FP8 Training Matches BF16 Accuracy
Technical reports show that training large language models with FP8 (8-bit floating point) precision can now match the accuracy of BF16. This advance can cut compute and memory requirements by nearly half, delivering 30-40% throughput gains, but requires deployment on NVIDIA's Hopper or Blackwell series GPUs.

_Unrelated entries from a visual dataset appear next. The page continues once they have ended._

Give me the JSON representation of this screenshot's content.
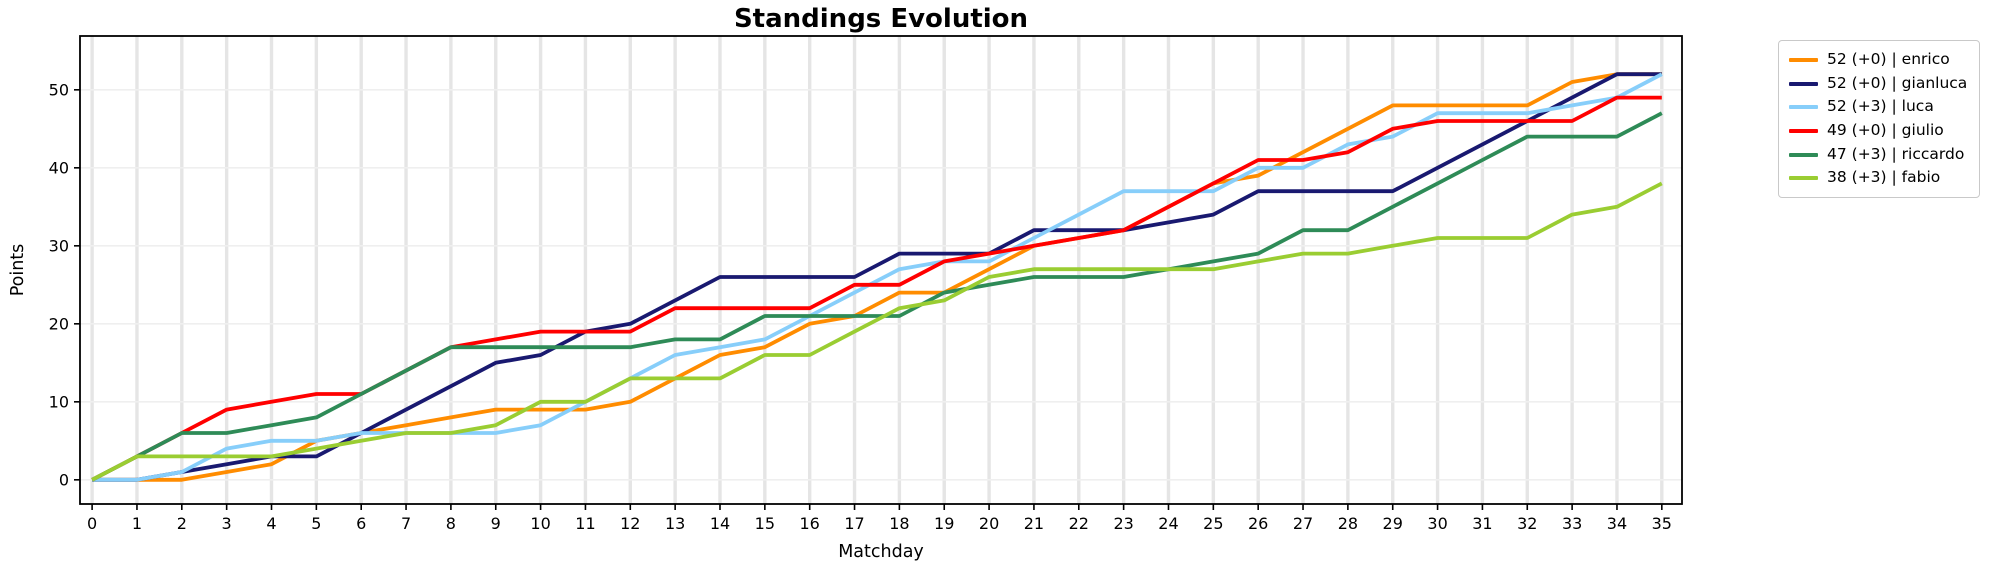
{
  "title": "Standings Evolution",
  "chart_data": {
    "type": "line",
    "title": "Standings Evolution",
    "xlabel": "Matchday",
    "ylabel": "Points",
    "x": [
      0,
      1,
      2,
      3,
      4,
      5,
      6,
      7,
      8,
      9,
      10,
      11,
      12,
      13,
      14,
      15,
      16,
      17,
      18,
      19,
      20,
      21,
      22,
      23,
      24,
      25,
      26,
      27,
      28,
      29,
      30,
      31,
      32,
      33,
      34,
      35
    ],
    "xticks": [
      "0",
      "1",
      "2",
      "3",
      "4",
      "5",
      "6",
      "7",
      "8",
      "9",
      "10",
      "11",
      "12",
      "13",
      "14",
      "15",
      "16",
      "17",
      "18",
      "19",
      "20",
      "21",
      "22",
      "23",
      "24",
      "25",
      "26",
      "27",
      "28",
      "29",
      "30",
      "31",
      "32",
      "33",
      "34",
      "35"
    ],
    "yticks": [
      "0",
      "10",
      "20",
      "30",
      "40",
      "50"
    ],
    "ytick_values": [
      0,
      10,
      20,
      30,
      40,
      50
    ],
    "xlim": [
      -0.27,
      35.45
    ],
    "ylim": [
      -3.1,
      56.9
    ],
    "grid": {
      "vertical": true,
      "horizontal": true
    },
    "grid_vertical_color": "#e5e5e5",
    "grid_horizontal_color": "#efefef",
    "spine_color": "#000000",
    "legend_position": "outside-right",
    "series": [
      {
        "name": "enrico",
        "label": "52 (+0) | enrico",
        "color": "#FF8C00",
        "values": [
          0,
          0,
          0,
          1,
          2,
          5,
          6,
          7,
          8,
          9,
          9,
          9,
          10,
          13,
          16,
          17,
          20,
          21,
          24,
          24,
          27,
          30,
          31,
          32,
          35,
          38,
          39,
          42,
          45,
          48,
          48,
          48,
          48,
          51,
          52,
          52
        ]
      },
      {
        "name": "gianluca",
        "label": "52 (+0) | gianluca",
        "color": "#191970",
        "values": [
          0,
          0,
          1,
          2,
          3,
          3,
          6,
          9,
          12,
          15,
          16,
          19,
          20,
          23,
          26,
          26,
          26,
          26,
          29,
          29,
          29,
          32,
          32,
          32,
          33,
          34,
          37,
          37,
          37,
          37,
          40,
          43,
          46,
          49,
          52,
          52
        ]
      },
      {
        "name": "luca",
        "label": "52 (+3) | luca",
        "color": "#87CEFA",
        "values": [
          0,
          0,
          1,
          4,
          5,
          5,
          6,
          6,
          6,
          6,
          7,
          10,
          13,
          16,
          17,
          18,
          21,
          24,
          27,
          28,
          28,
          31,
          34,
          37,
          37,
          37,
          40,
          40,
          43,
          44,
          47,
          47,
          47,
          48,
          49,
          52
        ]
      },
      {
        "name": "giulio",
        "label": "49 (+0) | giulio",
        "color": "#FF0000",
        "values": [
          0,
          3,
          6,
          9,
          10,
          11,
          11,
          14,
          17,
          18,
          19,
          19,
          19,
          22,
          22,
          22,
          22,
          25,
          25,
          28,
          29,
          30,
          31,
          32,
          35,
          38,
          41,
          41,
          42,
          45,
          46,
          46,
          46,
          46,
          49,
          49
        ]
      },
      {
        "name": "riccardo",
        "label": "47 (+3) | riccardo",
        "color": "#2E8B57",
        "values": [
          0,
          3,
          6,
          6,
          7,
          8,
          11,
          14,
          17,
          17,
          17,
          17,
          17,
          18,
          18,
          21,
          21,
          21,
          21,
          24,
          25,
          26,
          26,
          26,
          27,
          28,
          29,
          32,
          32,
          35,
          38,
          41,
          44,
          44,
          44,
          47
        ]
      },
      {
        "name": "fabio",
        "label": "38 (+3) | fabio",
        "color": "#9ACD32",
        "values": [
          0,
          3,
          3,
          3,
          3,
          4,
          5,
          6,
          6,
          7,
          10,
          10,
          13,
          13,
          13,
          16,
          16,
          19,
          22,
          23,
          26,
          27,
          27,
          27,
          27,
          27,
          28,
          29,
          29,
          30,
          31,
          31,
          31,
          34,
          35,
          38
        ]
      }
    ]
  }
}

- The key software enabler is NVIDIA's Transformer Engine, a library that automatically manages mixed precision by deciding which layers to run in FP8 and which to keep in a higher precision format to maintain numerical stability. - FP8 utilizes two distinct 8-bit floating-point formats: E4M3 (4 exponent, 3 mantissa bits) for its higher precision in forward passes and E5M2 (5 exponent, 2 mantissa bits) for its wider dynamic range, which is better suited for handling gradients during the backward pass. - The technique was introduced with the fourth-generation Tensor Cores in the Hopper GPU architecture, which are capable of FP8 operations and can offer double the computational throughput of 16-bit operations. - For inference, quantizing a model like Mistral 7B from FP16 to FP8 has shown a 33% increase in output tokens per second and a 24% reduction in cost per million tokens. - Achieving stable training required overcoming the limited dynamic range of an 8-bit format; this is handled by techniques like delayed scaling, where scaling factors are dynamically computed to prevent the loss of gradient information. - Beyond training, FP8's reduced memory footprint for weights, activations, and the KV cache is highly beneficial for inference on multi-instance GPUs (MIGs), which may have as little as 10GB of VRAM. - While PyTorch lacks a native FP8 datatype, the Transformer Engine library integrates with it—as well as with JAX and TensorFlow—by providing specialized modules and an `fp8_autocast` context manager.